In regard to this, the Plaintiff asserted that Article 10(4) of the Special Conditions of the instant contract was unfairly excessive as the estimated amount of damages. However, in light of the aforementioned facts, the Plaintiff’s assertion is rejected, given the economic status of the parties to the instant contract, including the Plaintiff and the Defendant, such as the Plaintiff and the Defendant, in light of the purpose and content of the contract, the scheduled amount of damages, transaction practices, and other circumstances, it cannot be deemed that the payment of such estimated amount would result in the Plaintiff’s loss of fairness by imposing unfair pressure on the Plaintiff, an obligor, who is in the position of the economically weak (see, e.g., Supreme Court Decision 2011Da832

(2) Limitation of liability (Contributory negligence)

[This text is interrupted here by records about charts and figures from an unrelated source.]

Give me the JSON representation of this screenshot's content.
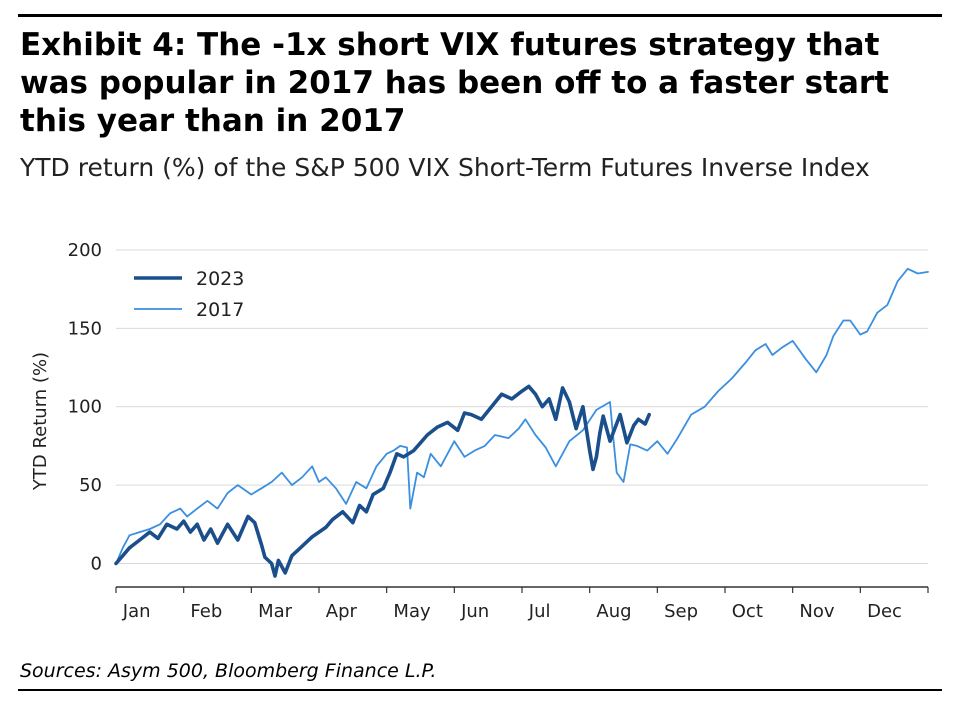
{
  "title": "Exhibit 4: The -1x short VIX futures strategy that was popular in 2017 has been off to a faster start this year than in 2017",
  "subtitle": "YTD return (%) of the S&P 500 VIX Short-Term Futures Inverse Index",
  "source": "Sources: Asym 500, Bloomberg Finance L.P.",
  "colors": {
    "s2023": "#1b4f8c",
    "s2017": "#3b8fe0",
    "grid": "#d9d9d9"
  },
  "chart_data": {
    "type": "line",
    "title": "Exhibit 4: The -1x short VIX futures strategy that was popular in 2017 has been off to a faster start this year than in 2017",
    "xlabel": "",
    "ylabel": "YTD Return (%)",
    "xlim": [
      0,
      12
    ],
    "ylim": [
      -15,
      200
    ],
    "yticks": [
      0,
      50,
      100,
      150,
      200
    ],
    "grid": true,
    "legend": "top-left",
    "months": [
      "Jan",
      "Feb",
      "Mar",
      "Apr",
      "May",
      "Jun",
      "Jul",
      "Aug",
      "Sep",
      "Oct",
      "Nov",
      "Dec"
    ],
    "series": [
      {
        "name": "2023",
        "x": [
          0,
          0.1,
          0.2,
          0.35,
          0.5,
          0.62,
          0.75,
          0.9,
          1.0,
          1.1,
          1.2,
          1.3,
          1.4,
          1.5,
          1.65,
          1.8,
          1.95,
          2.05,
          2.15,
          2.2,
          2.3,
          2.35,
          2.4,
          2.5,
          2.6,
          2.7,
          2.8,
          2.9,
          3.0,
          3.1,
          3.2,
          3.35,
          3.5,
          3.6,
          3.7,
          3.8,
          3.95,
          4.05,
          4.15,
          4.25,
          4.4,
          4.5,
          4.6,
          4.75,
          4.9,
          5.05,
          5.15,
          5.25,
          5.4,
          5.55,
          5.7,
          5.85,
          6.0,
          6.1,
          6.2,
          6.3,
          6.4,
          6.5,
          6.6,
          6.7,
          6.8,
          6.9,
          7.0,
          7.05,
          7.1,
          7.15,
          7.2,
          7.3,
          7.45,
          7.55,
          7.65,
          7.72,
          7.82,
          7.88
        ],
        "values": [
          0,
          5,
          10,
          15,
          20,
          16,
          25,
          22,
          27,
          20,
          25,
          15,
          22,
          13,
          25,
          15,
          30,
          26,
          12,
          4,
          0,
          -8,
          2,
          -6,
          5,
          9,
          13,
          17,
          20,
          23,
          28,
          33,
          26,
          37,
          33,
          44,
          48,
          58,
          70,
          68,
          72,
          77,
          82,
          87,
          90,
          85,
          96,
          95,
          92,
          100,
          108,
          105,
          110,
          113,
          108,
          100,
          105,
          92,
          112,
          103,
          86,
          100,
          72,
          60,
          68,
          83,
          94,
          78,
          95,
          77,
          88,
          92,
          89,
          95
        ]
      },
      {
        "name": "2017",
        "x": [
          0,
          0.1,
          0.2,
          0.35,
          0.5,
          0.65,
          0.8,
          0.95,
          1.05,
          1.2,
          1.35,
          1.5,
          1.65,
          1.8,
          2.0,
          2.15,
          2.3,
          2.45,
          2.6,
          2.75,
          2.9,
          3.0,
          3.1,
          3.25,
          3.4,
          3.55,
          3.7,
          3.85,
          4.0,
          4.1,
          4.2,
          4.3,
          4.35,
          4.45,
          4.55,
          4.65,
          4.8,
          5.0,
          5.15,
          5.3,
          5.45,
          5.6,
          5.8,
          5.95,
          6.05,
          6.2,
          6.35,
          6.5,
          6.7,
          6.9,
          7.1,
          7.3,
          7.35,
          7.4,
          7.5,
          7.6,
          7.7,
          7.85,
          8.0,
          8.15,
          8.3,
          8.5,
          8.7,
          8.9,
          9.1,
          9.3,
          9.45,
          9.6,
          9.7,
          9.85,
          10.0,
          10.2,
          10.35,
          10.5,
          10.6,
          10.75,
          10.85,
          11.0,
          11.1,
          11.25,
          11.4,
          11.55,
          11.7,
          11.85,
          12.0
        ],
        "values": [
          0,
          10,
          18,
          20,
          22,
          25,
          32,
          35,
          30,
          35,
          40,
          35,
          45,
          50,
          44,
          48,
          52,
          58,
          50,
          55,
          62,
          52,
          55,
          48,
          38,
          52,
          48,
          62,
          70,
          72,
          75,
          74,
          35,
          58,
          55,
          70,
          62,
          78,
          68,
          72,
          75,
          82,
          80,
          86,
          92,
          82,
          74,
          62,
          78,
          85,
          98,
          103,
          80,
          58,
          52,
          76,
          75,
          72,
          78,
          70,
          80,
          95,
          100,
          110,
          118,
          128,
          136,
          140,
          133,
          138,
          142,
          130,
          122,
          133,
          145,
          155,
          155,
          146,
          148,
          160,
          165,
          180,
          188,
          185,
          186
        ]
      }
    ]
  }
}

In full view of the overall purport of the arguments, Gap evidence 2 and Eul evidence 5, the plaintiff requested six finished products to the Army Headquarters on December 23, 2010, including the goods of this case. The inspector of the Army Headquarters 1 did not closely examine the inventory number and standard name on the specifications of raw materials, although the inventory number and standard name are different from the goods of this case. On December 30, 2010, the article of this case is deemed to be consistent with the standard values, and it is reasonable to determine that the plaintiff delivered the goods of this case. Accordingly, according to the above acknowledged facts, since non-party 1 of the Army Headquarters 1 was negligent in inspecting the goods of this case, it is reasonable to consider the purpose and contents of the contract of this case as the plaintiff's duty of care due to non-party 1's negligence in examining the goods of this case.

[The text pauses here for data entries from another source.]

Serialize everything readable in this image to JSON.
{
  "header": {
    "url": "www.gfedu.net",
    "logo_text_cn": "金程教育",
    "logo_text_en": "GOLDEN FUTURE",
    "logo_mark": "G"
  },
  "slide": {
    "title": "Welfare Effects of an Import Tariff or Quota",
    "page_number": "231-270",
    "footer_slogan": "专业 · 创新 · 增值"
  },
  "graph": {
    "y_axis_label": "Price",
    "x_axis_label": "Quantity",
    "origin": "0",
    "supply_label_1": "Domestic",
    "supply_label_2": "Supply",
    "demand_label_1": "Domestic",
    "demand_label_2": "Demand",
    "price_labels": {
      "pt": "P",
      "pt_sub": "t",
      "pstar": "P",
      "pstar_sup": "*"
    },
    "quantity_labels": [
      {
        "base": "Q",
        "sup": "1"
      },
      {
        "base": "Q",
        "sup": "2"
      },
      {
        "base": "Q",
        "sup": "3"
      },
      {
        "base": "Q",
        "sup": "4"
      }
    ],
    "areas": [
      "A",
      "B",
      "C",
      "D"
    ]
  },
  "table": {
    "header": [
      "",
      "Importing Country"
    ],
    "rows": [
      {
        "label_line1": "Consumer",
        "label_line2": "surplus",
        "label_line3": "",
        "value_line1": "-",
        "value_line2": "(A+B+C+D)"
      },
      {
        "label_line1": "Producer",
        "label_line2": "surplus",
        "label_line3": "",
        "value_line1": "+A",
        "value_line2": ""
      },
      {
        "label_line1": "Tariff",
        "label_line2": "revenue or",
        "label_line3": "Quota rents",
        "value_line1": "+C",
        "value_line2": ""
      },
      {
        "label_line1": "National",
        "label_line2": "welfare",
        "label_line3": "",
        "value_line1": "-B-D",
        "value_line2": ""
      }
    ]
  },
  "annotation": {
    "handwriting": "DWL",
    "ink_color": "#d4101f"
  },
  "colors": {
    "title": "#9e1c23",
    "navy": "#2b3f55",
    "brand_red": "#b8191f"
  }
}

(3) As to the assertion of offsetting profit and loss

The plaintiff asserts that the defendant owned the goods of this case, unless the contract of this case is invalidated, cancelled, or terminated due to the defect in the goods of this case, and that the defendant should deduct the amount of damages incurred by the defect in the goods of this case from the amount of damages equivalent to the market price of the goods of this case. However, there is no evidence to recognize the market price of the goods of this case, and that the goods of this case should be returned to the plaintiff after the defendant took measures not to use the goods of this case as military marks and munitions. Thus, the plaintiff's assertion on the above part shall not be accepted.

3. Conclusion

Therefore, the plaintiff is liable to pay damages to the defendant at the rate of 23,56,673 won as damages (the amount of damages 3,652,391 won under Article 10 (4) of the Special Conditions for the Contract of this case x 70% x 70% ) and damages for delay calculated at the rate of 5% per annum under the Civil Act from November 17, 2011 to November 19, 2013, which is the date of the ruling of the court of first instance where it is deemed reasonable to dispute as to the existence or scope of the plaintiff's obligation to pay damages, and 20% per annum from the next day to the date of full payment. Thus, the plaintiff's claim for the counterclaim of this case is dismissed as there is no reason to accept the defendant's claim for counterclaim of this case within the scope of recognition, and the remaining part of the judgment of the court of first instance as to the plaintiff's counterclaim of this case is dismissed, and it is just to dismiss the part of the plaintiff's appeal as above.